论文标题
一种指导网络传播方法来识别结合先前和新信息的疾病基因
A guided network propagation approach to identify disease genes that combines prior and new information
论文作者
论文摘要
生物医学数据科学的主要挑战是确定复杂遗传疾病的因果基因。尽管基因组测序数据大量流入,但鉴定与疾病相关的基因仍然很困难,因为患有相同疾病的个体可能具有很少的遗传变异。蛋白质 - 蛋白质相互作用网络提供了一种解决这种异质性的方法,因为导致相同疾病的基因在网络中倾向于近端。以前,网络传播方法已经从已知疾病基因或新推测与该疾病有关的基因中传播信号(例如,发现在外显病研究中被突变或通过全基因组关联研究链接)。在这里,我们介绍了一个一般框架,该框架考虑了网络上下文中的两个数据源。具体而言,我们使用与疾病相关基因的先验知识来指导从新鉴定为疾病与疾病相关的基因引发的随机步行。在对24种癌症类型的大规模测试中,我们证明,我们整合先前和新信息的方法不仅比单独使用任何一种信息来识别癌症驱动因素基因更好,而且易于胜过其他基于网络的方法。为了证明我们的方法的多功能性,我们还将其应用于全基因组关联数据,以识别与多种复杂疾病功能相关的基因。总体而言,我们的工作表明,使用先验和新数据的引导网络传播方法是识别疾病基因的有力手段。

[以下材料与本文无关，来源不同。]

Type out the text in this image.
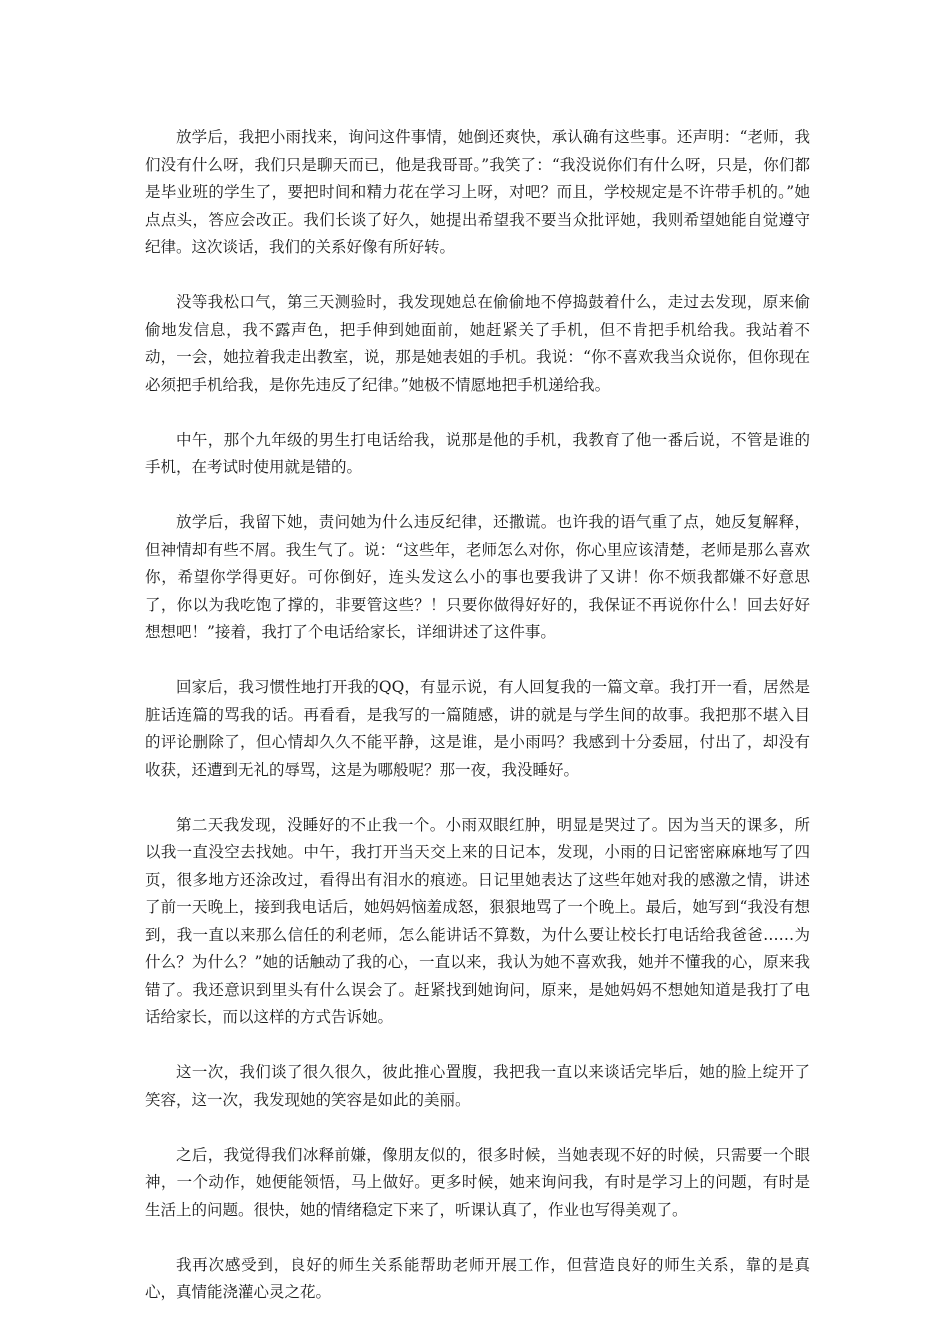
放学后，我把小雨找来，询问这件事情，她倒还爽快，承认确有这些事。还声明：“老师，我们没有什么呀，我们只是聊天而已，他是我哥哥。”我笑了：“我没说你们有什么呀，只是，你们都是毕业班的学生了，要把时间和精力花在学习上呀，对吧？而且，学校规定是不许带手机的。”她点点头，答应会改正。我们长谈了好久，她提出希望我不要当众批评她，我则希望她能自觉遵守纪律。这次谈话，我们的关系好像有所好转。

没等我松口气，第三天测验时，我发现她总在偷偷地不停捣鼓着什么，走过去发现，原来偷偷地发信息，我不露声色，把手伸到她面前，她赶紧关了手机，但不肯把手机给我。我站着不动，一会，她拉着我走出教室，说，那是她表姐的手机。我说：“你不喜欢我当众说你，但你现在必须把手机给我，是你先违反了纪律。”她极不情愿地把手机递给我。

中午，那个九年级的男生打电话给我，说那是他的手机，我教育了他一番后说，不管是谁的手机，在考试时使用就是错的。

放学后，我留下她，责问她为什么违反纪律，还撒谎。也许我的语气重了点，她反复解释，但神情却有些不屑。我生气了。说：“这些年，老师怎么对你，你心里应该清楚，老师是那么喜欢你，希望你学得更好。可你倒好，连头发这么小的事也要我讲了又讲！你不烦我都嫌不好意思了，你以为我吃饱了撑的，非要管这些？！只要你做得好好的，我保证不再说你什么！回去好好想想吧！”接着，我打了个电话给家长，详细讲述了这件事。

回家后，我习惯性地打开我的QQ，有显示说，有人回复我的一篇文章。我打开一看，居然是脏话连篇的骂我的话。再看看，是我写的一篇随感，讲的就是与学生间的故事。我把那不堪入目的评论删除了，但心情却久久不能平静，这是谁，是小雨吗？我感到十分委屈，付出了，却没有收获，还遭到无礼的辱骂，这是为哪般呢？那一夜，我没睡好。

第二天我发现，没睡好的不止我一个。小雨双眼红肿，明显是哭过了。因为当天的课多，所以我一直没空去找她。中午，我打开当天交上来的日记本，发现，小雨的日记密密麻麻地写了四页，很多地方还涂改过，看得出有泪水的痕迹。日记里她表达了这些年她对我的感激之情，讲述了前一天晚上，接到我电话后，她妈妈恼羞成怒，狠狠地骂了一个晚上。最后，她写到“我没有想到，我一直以来那么信任的利老师，怎么能讲话不算数，为什么要让校长打电话给我爸爸……为什么？为什么？”她的话触动了我的心，一直以来，我认为她不喜欢我，她并不懂我的心，原来我错了。我还意识到里头有什么误会了。赶紧找到她询问，原来，是她妈妈不想她知道是我打了电话给家长，而以这样的方式告诉她。

这一次，我们谈了很久很久，彼此推心置腹，我把我一直以来谈话完毕后，她的脸上绽开了笑容，这一次，我发现她的笑容是如此的美丽。

之后，我觉得我们冰释前嫌，像朋友似的，很多时候，当她表现不好的时候，只需要一个眼神，一个动作，她便能领悟，马上做好。更多时候，她来询问我，有时是学习上的问题，有时是生活上的问题。很快，她的情绪稳定下来了，听课认真了，作业也写得美观了。

我再次感受到，良好的师生关系能帮助老师开展工作，但营造良好的师生关系，靠的是真心，真情能浇灌心灵之花。
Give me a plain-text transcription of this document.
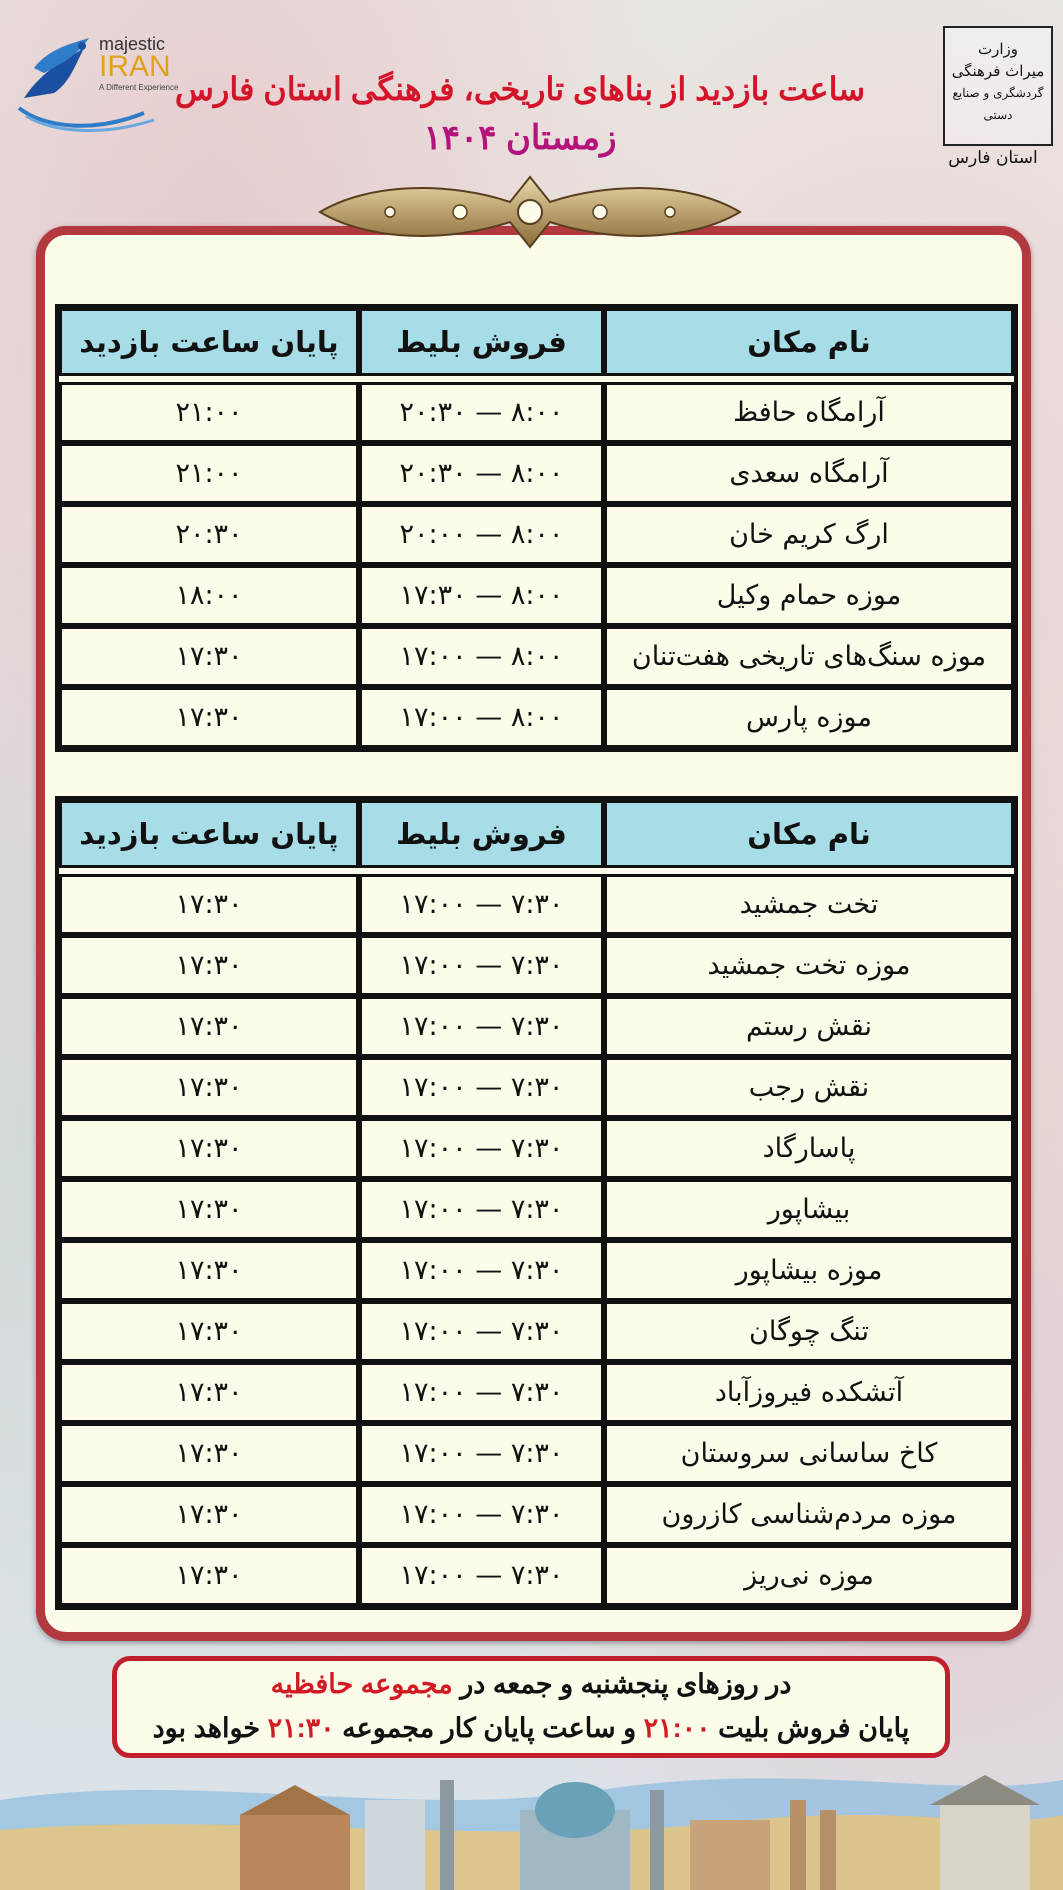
majestic
IRAN
A Different Experience
وزارت
میراث فرهنگی
گردشگری و صنایع دستی
استان فارس
ساعت بازدید از بناهای تاریخی، فرهنگی استان فارس
زمستان ۱۴۰۴
نام مکان	فروش بلیط	پایان ساعت بازدید

آرامگاه حافظ	۸:۰۰ — ۲۰:۳۰	۲۱:۰۰
آرامگاه سعدی	۸:۰۰ — ۲۰:۳۰	۲۱:۰۰
ارگ کریم خان	۸:۰۰ — ۲۰:۰۰	۲۰:۳۰
موزه حمام وکیل	۸:۰۰ — ۱۷:۳۰	۱۸:۰۰
موزه سنگ‌های تاریخی هفت‌تنان	۸:۰۰ — ۱۷:۰۰	۱۷:۳۰
موزه پارس	۸:۰۰ — ۱۷:۰۰	۱۷:۳۰
نام مکان	فروش بلیط	پایان ساعت بازدید

تخت جمشید	۷:۳۰ — ۱۷:۰۰	۱۷:۳۰
موزه تخت جمشید	۷:۳۰ — ۱۷:۰۰	۱۷:۳۰
نقش رستم	۷:۳۰ — ۱۷:۰۰	۱۷:۳۰
نقش رجب	۷:۳۰ — ۱۷:۰۰	۱۷:۳۰
پاسارگاد	۷:۳۰ — ۱۷:۰۰	۱۷:۳۰
بیشاپور	۷:۳۰ — ۱۷:۰۰	۱۷:۳۰
موزه بیشاپور	۷:۳۰ — ۱۷:۰۰	۱۷:۳۰
تنگ چوگان	۷:۳۰ — ۱۷:۰۰	۱۷:۳۰
آتشکده فیروزآباد	۷:۳۰ — ۱۷:۰۰	۱۷:۳۰
کاخ ساسانی سروستان	۷:۳۰ — ۱۷:۰۰	۱۷:۳۰
موزه مردم‌شناسی کازرون	۷:۳۰ — ۱۷:۰۰	۱۷:۳۰
موزه نی‌ریز	۷:۳۰ — ۱۷:۰۰	۱۷:۳۰
در روزهای پنجشنبه و جمعه در مجموعه حافظیه
پایان فروش بلیت ۲۱:۰۰ و ساعت پایان کار مجموعه ۲۱:۳۰ خواهد بود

A major challenge in biomedical data science is to identify the causal genes underlying complex genetic diseases. Despite the massive influx of genome sequencing data, identifying disease-relevant genes remains difficult as individuals with the same disease may share very few, if any, genetic variants. Protein-protein interaction networks provide a means to tackle this heterogeneity, as genes causing the same disease tend to be proximal within networks. Previously, network propagation approaches have spread signal across the network from either known disease genes or genes that are newly putatively implicated in the disease (e.g., found to be mutated in exome studies or linked via genome-wide association studies). Here we introduce a general framework that considers both sources of data within a network context. Specifically, we use prior knowledge of disease-associated genes to guide random walks initiated from genes that are newly identified as perhaps disease-relevant. In large-scale testing across 24 cancer types, we demonstrate that our approach for integrating both prior and new information not only better identifies cancer driver genes than using either source of information alone but also readily outperforms other state-of-the-art network-based approaches. To demonstrate the versatility of our approach, we also apply it to genome-wide association data to identify genes functionally relevant for several complex diseases. Overall, our work suggests that guided network propagation approaches that utilize both prior and new data are a powerful means to identify disease genes.